Key Frame Extraction in the Summary Space

IEEE Trans Cybern. 2018 Jun;48(6):1923-1934. doi: 10.1109/TCYB.2017.2718579. Epub 2017 Jul 4.

Abstract

Key frame extraction is an efficient way to create the video summary which helps users obtain a quick comprehension of the video content. Generally, the key frames should be representative of the video content, meanwhile, diverse to reduce the redundancy. Based on the assumption that the video data are near a subspace of a high-dimensional space, a new approach, named as key frame extraction in the summary space, is proposed for key frame extraction in this paper. The proposed approach aims to find the representative frames of the video and filter out similar frames from the representative frame set. First of all, the video data are mapped to a high-dimensional space, named as summary space. Then, a new representation is learned for each frame by analyzing the intrinsic structure of the summary space.

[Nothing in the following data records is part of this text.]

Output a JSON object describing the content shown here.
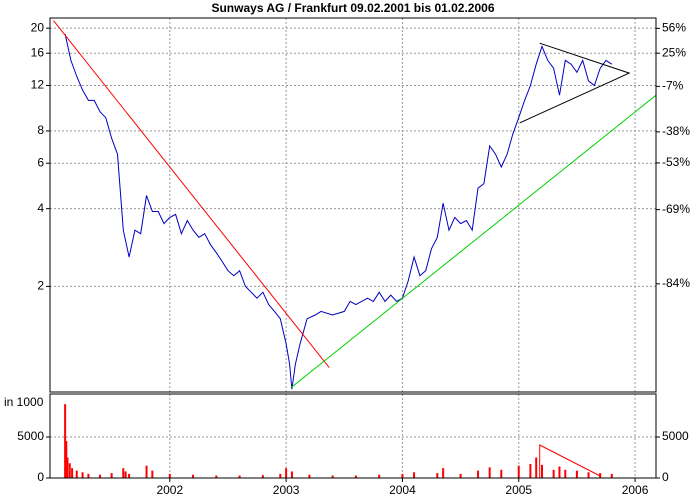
{
  "chart_data": [
    {
      "type": "line",
      "title": "Sunways AG / Frankfurt 09.02.2001 bis 01.02.2006",
      "xlim": [
        2000.97,
        2006.18
      ],
      "ylim": [
        0.78,
        21.9
      ],
      "log_scale": true,
      "yticks": [
        2,
        4,
        6,
        8,
        12,
        16,
        20
      ],
      "y2lim": [
        -93.9,
        71.1
      ],
      "y2ticks": [
        {
          "value": -84,
          "label": "-84%"
        },
        {
          "value": -69,
          "label": "-69%"
        },
        {
          "value": -53,
          "label": "-53%"
        },
        {
          "value": -38,
          "label": "-38%"
        },
        {
          "value": -7,
          "label": "-7%"
        },
        {
          "value": 25,
          "label": "25%"
        },
        {
          "value": 56,
          "label": "56%"
        }
      ],
      "grid": true,
      "series": [
        {
          "color": "#0000c0",
          "x": [
            2001.1,
            2001.15,
            2001.2,
            2001.25,
            2001.3,
            2001.35,
            2001.4,
            2001.45,
            2001.5,
            2001.55,
            2001.6,
            2001.65,
            2001.7,
            2001.75,
            2001.8,
            2001.85,
            2001.9,
            2001.95,
            2002.0,
            2002.05,
            2002.1,
            2002.15,
            2002.2,
            2002.25,
            2002.3,
            2002.35,
            2002.4,
            2002.45,
            2002.5,
            2002.55,
            2002.6,
            2002.65,
            2002.7,
            2002.75,
            2002.8,
            2002.85,
            2002.9,
            2002.95,
            2003.0,
            2003.03,
            2003.05,
            2003.08,
            2003.12,
            2003.18,
            2003.25,
            2003.3,
            2003.4,
            2003.5,
            2003.55,
            2003.6,
            2003.7,
            2003.75,
            2003.8,
            2003.85,
            2003.9,
            2003.95,
            2004.0,
            2004.05,
            2004.1,
            2004.15,
            2004.2,
            2004.25,
            2004.3,
            2004.35,
            2004.4,
            2004.45,
            2004.5,
            2004.55,
            2004.6,
            2004.65,
            2004.7,
            2004.75,
            2004.8,
            2004.85,
            2004.9,
            2004.95,
            2005.0,
            2005.05,
            2005.1,
            2005.15,
            2005.2,
            2005.25,
            2005.3,
            2005.35,
            2005.4,
            2005.45,
            2005.5,
            2005.55,
            2005.6,
            2005.65,
            2005.7,
            2005.75,
            2005.8
          ],
          "values": [
            19,
            15,
            13,
            11.5,
            10.5,
            10.5,
            9.5,
            9,
            7.5,
            6.5,
            3.3,
            2.6,
            3.3,
            3.2,
            4.5,
            3.9,
            3.9,
            3.5,
            3.7,
            3.8,
            3.2,
            3.6,
            3.3,
            3.1,
            3.2,
            2.9,
            2.7,
            2.5,
            2.3,
            2.2,
            2.3,
            2.0,
            1.9,
            1.8,
            1.9,
            1.7,
            1.6,
            1.5,
            1.2,
            1.0,
            0.8,
            1.0,
            1.2,
            1.5,
            1.55,
            1.6,
            1.55,
            1.6,
            1.75,
            1.7,
            1.8,
            1.75,
            1.9,
            1.75,
            1.85,
            1.75,
            1.8,
            2.1,
            2.6,
            2.2,
            2.3,
            2.8,
            3.1,
            4.2,
            3.3,
            3.7,
            3.5,
            3.6,
            3.3,
            4.8,
            5.0,
            7.0,
            6.5,
            5.8,
            6.5,
            7.8,
            9.0,
            10.5,
            12.0,
            14.5,
            17.0,
            15.0,
            14.0,
            11.0,
            15.0,
            14.5,
            13.5,
            15.0,
            12.5,
            12.0,
            14.0,
            15.0,
            14.5
          ]
        },
        {
          "color": "#ff0000",
          "x": [
            2001.0,
            2003.37
          ],
          "values": [
            21.4,
            0.97
          ]
        },
        {
          "color": "#00d000",
          "x": [
            2003.04,
            2006.18
          ],
          "values": [
            0.81,
            11.0
          ]
        },
        {
          "color": "#000000",
          "x": [
            2005.18,
            2005.95,
            2005.01
          ],
          "values": [
            17.5,
            13.4,
            8.6
          ]
        }
      ]
    },
    {
      "type": "bar",
      "ylabel": "in 1000",
      "xlim": [
        2000.97,
        2006.18
      ],
      "xticks": [
        2002,
        2003,
        2004,
        2005,
        2006
      ],
      "ylim": [
        0,
        10240
      ],
      "yticks": [
        0,
        5000
      ],
      "grid": true,
      "series": [
        {
          "color": "#ff0000",
          "x": [
            2001.1,
            2001.11,
            2001.12,
            2001.14,
            2001.16,
            2001.2,
            2001.25,
            2001.3,
            2001.4,
            2001.5,
            2001.6,
            2001.62,
            2001.65,
            2001.8,
            2001.85,
            2002.0,
            2002.2,
            2002.4,
            2002.6,
            2002.8,
            2002.95,
            2003.0,
            2003.05,
            2003.2,
            2003.4,
            2003.6,
            2003.8,
            2004.0,
            2004.1,
            2004.3,
            2004.35,
            2004.5,
            2004.65,
            2004.75,
            2004.85,
            2005.0,
            2005.1,
            2005.15,
            2005.2,
            2005.3,
            2005.35,
            2005.4,
            2005.5,
            2005.6,
            2005.7,
            2005.8
          ],
          "values": [
            9000,
            4500,
            2500,
            1800,
            1200,
            900,
            700,
            500,
            400,
            600,
            1200,
            800,
            500,
            1500,
            900,
            500,
            400,
            300,
            300,
            350,
            500,
            1200,
            800,
            400,
            300,
            300,
            400,
            500,
            700,
            600,
            1200,
            500,
            900,
            1300,
            1000,
            1500,
            1700,
            2500,
            1600,
            1000,
            1400,
            1000,
            900,
            700,
            600,
            500
          ]
        },
        {
          "color": "#ff0000",
          "line": true,
          "x": [
            2005.18,
            2005.18,
            2005.7
          ],
          "values": [
            0,
            4024,
            244
          ]
        }
      ]
    }
  ]
}
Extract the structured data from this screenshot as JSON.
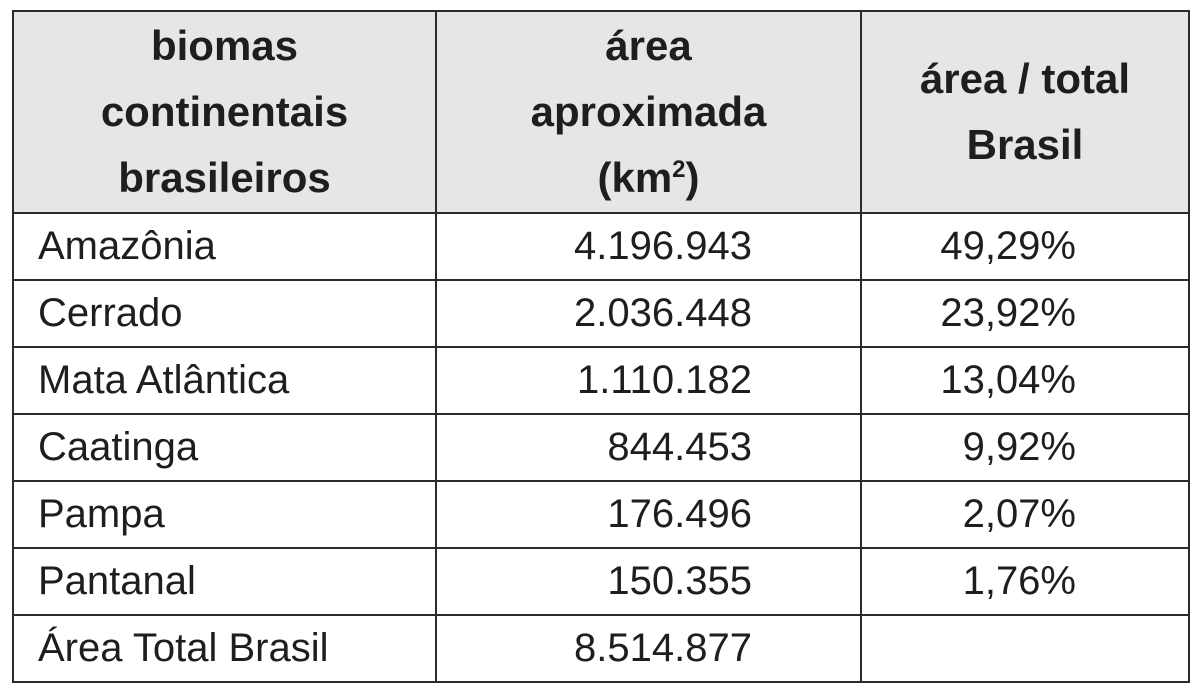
{
  "table": {
    "headers": {
      "biome": [
        "biomas",
        "continentais",
        "brasileiros"
      ],
      "area": [
        "área",
        "aproximada",
        "(km",
        "2",
        ")"
      ],
      "ratio": [
        "área / total",
        "Brasil"
      ]
    },
    "rows": [
      {
        "name": "Amazônia",
        "area": "4.196.943",
        "pct": "49,29%"
      },
      {
        "name": "Cerrado",
        "area": "2.036.448",
        "pct": "23,92%"
      },
      {
        "name": "Mata Atlântica",
        "area": "1.110.182",
        "pct": "13,04%"
      },
      {
        "name": "Caatinga",
        "area": "844.453",
        "pct": "9,92%"
      },
      {
        "name": "Pampa",
        "area": "176.496",
        "pct": "2,07%"
      },
      {
        "name": "Pantanal",
        "area": "150.355",
        "pct": "1,76%"
      },
      {
        "name": "Área Total Brasil",
        "area": "8.514.877",
        "pct": ""
      }
    ]
  }
}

Specifically, the learned representation can reflect the representativeness of the frame, and is utilized to select representative frames. Next, the perceptual hash algorithm is employed to measure the similarity of representative frames. As a result, the key frame set is obtained after filtering out similar frames from the representative frame set. Finally, the video summary is constructed by assigning the key frames in temporal order. Additionally, the ground truth, created by filtering out similar frames from human-created summaries, is utilized to evaluate the quality of the video summary. Compared with several traditional approaches, the experimental results on 80 videos from two datasets indicate the superior performance of our approach.